The teachers’ findings are:

  1. Training in restorative practices has been effective in helping teachers feel prepared to implement these practices in their classrooms.
  2. Close to half of the teachers who responded are using their knowledge to implement student-oriented discipline—often utilizing restorative practices—in their classrooms.
  3. Many schools have failed to implement restorative practices systematically, presenting challenges both for teachers working to do so in individual classrooms and for students who have to navigate conflicting messages and consequences about behavior and expectations.
  4. In schools heavily rooted in punitive disciplinary practices, restorative justice may be viewed as “soft” or ineffective.
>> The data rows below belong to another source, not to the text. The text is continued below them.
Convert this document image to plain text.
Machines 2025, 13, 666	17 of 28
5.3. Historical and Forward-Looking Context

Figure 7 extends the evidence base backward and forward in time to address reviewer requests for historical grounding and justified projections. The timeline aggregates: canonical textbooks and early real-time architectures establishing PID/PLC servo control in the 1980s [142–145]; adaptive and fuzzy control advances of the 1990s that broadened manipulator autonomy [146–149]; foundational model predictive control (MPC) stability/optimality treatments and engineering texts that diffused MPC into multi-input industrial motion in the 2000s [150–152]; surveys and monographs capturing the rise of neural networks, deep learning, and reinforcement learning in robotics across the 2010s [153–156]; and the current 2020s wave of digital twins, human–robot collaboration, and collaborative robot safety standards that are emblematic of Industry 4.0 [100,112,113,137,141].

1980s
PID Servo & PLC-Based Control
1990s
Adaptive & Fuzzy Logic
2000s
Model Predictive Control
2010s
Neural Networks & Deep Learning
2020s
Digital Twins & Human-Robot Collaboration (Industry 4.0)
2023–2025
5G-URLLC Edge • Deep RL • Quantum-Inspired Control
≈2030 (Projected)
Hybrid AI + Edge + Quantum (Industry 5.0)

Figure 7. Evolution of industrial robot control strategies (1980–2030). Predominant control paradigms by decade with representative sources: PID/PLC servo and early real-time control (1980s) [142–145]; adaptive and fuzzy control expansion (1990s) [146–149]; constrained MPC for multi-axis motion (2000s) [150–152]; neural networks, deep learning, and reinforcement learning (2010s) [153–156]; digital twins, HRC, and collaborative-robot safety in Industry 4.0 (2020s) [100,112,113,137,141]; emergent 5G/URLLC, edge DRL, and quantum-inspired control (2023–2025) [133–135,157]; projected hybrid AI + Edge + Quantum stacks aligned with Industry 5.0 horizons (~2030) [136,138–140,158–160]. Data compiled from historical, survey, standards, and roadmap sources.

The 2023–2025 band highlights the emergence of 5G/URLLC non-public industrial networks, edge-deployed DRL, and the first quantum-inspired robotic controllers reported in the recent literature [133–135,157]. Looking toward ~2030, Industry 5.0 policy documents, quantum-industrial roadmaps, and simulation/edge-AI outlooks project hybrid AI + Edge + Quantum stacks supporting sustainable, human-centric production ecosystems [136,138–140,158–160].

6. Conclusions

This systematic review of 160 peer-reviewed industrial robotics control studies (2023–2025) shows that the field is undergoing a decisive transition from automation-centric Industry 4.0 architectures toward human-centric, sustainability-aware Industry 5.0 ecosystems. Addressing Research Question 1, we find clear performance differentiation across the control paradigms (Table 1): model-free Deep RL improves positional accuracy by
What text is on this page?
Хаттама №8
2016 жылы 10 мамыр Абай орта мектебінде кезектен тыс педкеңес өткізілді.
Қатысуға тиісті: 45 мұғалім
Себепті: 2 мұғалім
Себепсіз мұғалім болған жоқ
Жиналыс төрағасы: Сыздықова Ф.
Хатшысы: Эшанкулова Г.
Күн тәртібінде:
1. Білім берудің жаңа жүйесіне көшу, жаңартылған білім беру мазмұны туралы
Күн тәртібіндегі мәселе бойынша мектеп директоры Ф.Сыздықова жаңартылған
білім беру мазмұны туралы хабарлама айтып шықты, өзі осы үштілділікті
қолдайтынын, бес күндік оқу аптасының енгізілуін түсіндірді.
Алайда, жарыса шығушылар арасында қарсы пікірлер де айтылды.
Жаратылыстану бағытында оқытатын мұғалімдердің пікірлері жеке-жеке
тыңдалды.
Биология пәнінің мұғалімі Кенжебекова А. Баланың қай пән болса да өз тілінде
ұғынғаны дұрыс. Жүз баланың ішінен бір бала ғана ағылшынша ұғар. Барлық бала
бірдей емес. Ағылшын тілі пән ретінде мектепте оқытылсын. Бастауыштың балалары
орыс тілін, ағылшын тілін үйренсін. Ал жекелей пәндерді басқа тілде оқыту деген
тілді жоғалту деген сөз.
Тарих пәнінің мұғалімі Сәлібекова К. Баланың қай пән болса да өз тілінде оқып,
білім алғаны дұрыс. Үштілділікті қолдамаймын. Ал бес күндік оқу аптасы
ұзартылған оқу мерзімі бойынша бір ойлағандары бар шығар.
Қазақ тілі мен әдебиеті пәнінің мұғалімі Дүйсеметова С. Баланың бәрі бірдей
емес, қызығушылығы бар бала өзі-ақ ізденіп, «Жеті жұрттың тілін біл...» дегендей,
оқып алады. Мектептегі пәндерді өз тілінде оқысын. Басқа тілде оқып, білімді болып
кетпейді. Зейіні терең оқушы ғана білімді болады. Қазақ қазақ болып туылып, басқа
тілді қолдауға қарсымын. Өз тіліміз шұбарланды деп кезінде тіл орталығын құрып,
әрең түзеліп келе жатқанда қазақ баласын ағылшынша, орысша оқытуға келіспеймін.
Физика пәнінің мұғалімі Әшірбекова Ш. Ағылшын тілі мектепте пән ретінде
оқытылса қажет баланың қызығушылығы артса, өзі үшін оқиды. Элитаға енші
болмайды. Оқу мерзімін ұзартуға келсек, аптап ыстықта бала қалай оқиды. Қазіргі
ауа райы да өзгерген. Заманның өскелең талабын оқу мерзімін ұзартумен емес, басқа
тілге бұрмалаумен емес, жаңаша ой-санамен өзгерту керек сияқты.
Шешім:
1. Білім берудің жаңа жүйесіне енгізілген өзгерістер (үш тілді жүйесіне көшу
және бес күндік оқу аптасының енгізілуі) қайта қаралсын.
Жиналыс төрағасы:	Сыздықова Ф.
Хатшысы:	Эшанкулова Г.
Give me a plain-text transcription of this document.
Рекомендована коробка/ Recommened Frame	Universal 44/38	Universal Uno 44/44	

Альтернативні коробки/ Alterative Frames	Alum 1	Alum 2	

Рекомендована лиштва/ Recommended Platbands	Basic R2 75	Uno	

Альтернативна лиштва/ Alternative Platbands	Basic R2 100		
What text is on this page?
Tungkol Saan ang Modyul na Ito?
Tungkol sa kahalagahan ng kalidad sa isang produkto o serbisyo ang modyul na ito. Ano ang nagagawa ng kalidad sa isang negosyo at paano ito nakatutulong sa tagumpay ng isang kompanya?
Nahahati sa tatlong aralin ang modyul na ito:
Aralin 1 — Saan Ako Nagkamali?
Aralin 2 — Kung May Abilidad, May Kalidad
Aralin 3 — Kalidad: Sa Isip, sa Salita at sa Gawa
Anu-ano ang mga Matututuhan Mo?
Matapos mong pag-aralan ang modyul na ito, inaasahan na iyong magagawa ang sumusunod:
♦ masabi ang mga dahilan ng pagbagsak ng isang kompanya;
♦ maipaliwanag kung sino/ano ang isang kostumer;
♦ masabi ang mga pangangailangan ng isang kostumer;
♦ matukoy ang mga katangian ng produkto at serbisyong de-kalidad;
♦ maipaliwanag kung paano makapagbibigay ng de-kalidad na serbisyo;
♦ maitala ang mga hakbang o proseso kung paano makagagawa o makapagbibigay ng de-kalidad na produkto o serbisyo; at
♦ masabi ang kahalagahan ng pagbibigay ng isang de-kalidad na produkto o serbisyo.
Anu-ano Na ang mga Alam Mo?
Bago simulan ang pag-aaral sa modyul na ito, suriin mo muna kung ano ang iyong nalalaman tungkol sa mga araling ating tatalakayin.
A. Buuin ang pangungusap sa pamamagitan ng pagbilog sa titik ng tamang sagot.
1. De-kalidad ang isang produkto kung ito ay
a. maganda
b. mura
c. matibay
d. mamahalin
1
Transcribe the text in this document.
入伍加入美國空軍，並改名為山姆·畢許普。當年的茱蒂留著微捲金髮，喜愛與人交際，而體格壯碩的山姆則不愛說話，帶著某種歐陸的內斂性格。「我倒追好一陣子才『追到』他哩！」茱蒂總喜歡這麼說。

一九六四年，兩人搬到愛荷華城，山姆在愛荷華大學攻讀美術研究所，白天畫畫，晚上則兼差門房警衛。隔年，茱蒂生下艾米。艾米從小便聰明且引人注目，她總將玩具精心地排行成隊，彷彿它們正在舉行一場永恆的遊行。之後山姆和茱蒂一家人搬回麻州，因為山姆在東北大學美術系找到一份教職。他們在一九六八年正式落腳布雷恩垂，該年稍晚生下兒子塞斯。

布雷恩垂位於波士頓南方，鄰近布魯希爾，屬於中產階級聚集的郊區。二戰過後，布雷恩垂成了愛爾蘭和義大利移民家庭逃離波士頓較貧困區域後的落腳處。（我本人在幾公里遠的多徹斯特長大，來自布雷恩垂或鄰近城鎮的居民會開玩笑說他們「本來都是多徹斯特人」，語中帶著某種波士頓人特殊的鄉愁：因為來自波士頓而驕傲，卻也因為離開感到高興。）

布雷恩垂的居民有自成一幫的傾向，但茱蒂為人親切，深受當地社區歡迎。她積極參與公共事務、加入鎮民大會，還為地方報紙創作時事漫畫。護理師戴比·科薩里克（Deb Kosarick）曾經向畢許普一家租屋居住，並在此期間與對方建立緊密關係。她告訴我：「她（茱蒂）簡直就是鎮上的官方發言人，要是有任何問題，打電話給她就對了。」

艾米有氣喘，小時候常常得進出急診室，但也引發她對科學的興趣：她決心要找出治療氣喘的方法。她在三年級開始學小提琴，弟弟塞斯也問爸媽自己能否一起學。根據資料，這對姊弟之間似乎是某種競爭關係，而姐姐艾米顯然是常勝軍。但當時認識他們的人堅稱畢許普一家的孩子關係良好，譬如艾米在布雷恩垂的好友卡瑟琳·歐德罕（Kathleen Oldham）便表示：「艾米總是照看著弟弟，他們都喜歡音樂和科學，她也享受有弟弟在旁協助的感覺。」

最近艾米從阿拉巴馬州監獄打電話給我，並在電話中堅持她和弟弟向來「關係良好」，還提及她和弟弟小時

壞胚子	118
The teachers’ recommendations are:

  1. Schools should continue to provide effective, sustained training in restorative practices, and extend it beyond teachers to include administrative and support staff.
  2. Schools should support teachers who are implementing restorative practices in classrooms with schoolwide systems and personnel.
  3. ISBE should incentivize stronger implementation of restorative practices with state-level support, including guidance, models, and implementation grants.

Cecilia Rice, a Teach Plus Policy Fellow who teaches special education at Evanston Township High School, said, “I would love policymakers to know the long-term impacts of exclusionary discipline on students’ self-worth and social-emotional learning. We have decades of data to show that ‘tough on crime’ policies don’t reduce violent crime, just as exclusionary discipline doesn’t reduce negative behaviors in schools. It is time to systematically invest in restorative practices to empower youth to make responsible decisions.

Justin Antos, Teach Plus Senior Writing Fellow and Director of Bands and Orchestras at Dwight D. Eisenhower High School, said, “It appears the knee-jerk skepticism to restorative practices in some Illinois schools exists because those schools are not stressing accountability. Restorative discipline is not just relationship building; it’s about establishing trust and teaching students how to recognize the harm they have caused, while also holding them accountable to make it right.”

About Teach Plus
The mission of Teach Plus is to empower excellent, experienced, and diverse teachers to take leadership over key policy and practice issues that affect their students’ success. In pursuing our mission, Teach Plus is guided by our Student Opportunity Mandate: All students should have the opportunity to achieve their potential in an education system defined by its commitment to equity, its responsiveness to individual needs, and its ability to prepare students for postsecondary success. Since 2009, Teach Plus has developed thousands of teacher leaders across the country to exercise their leadership in shaping education policy and improving teaching and learning for students.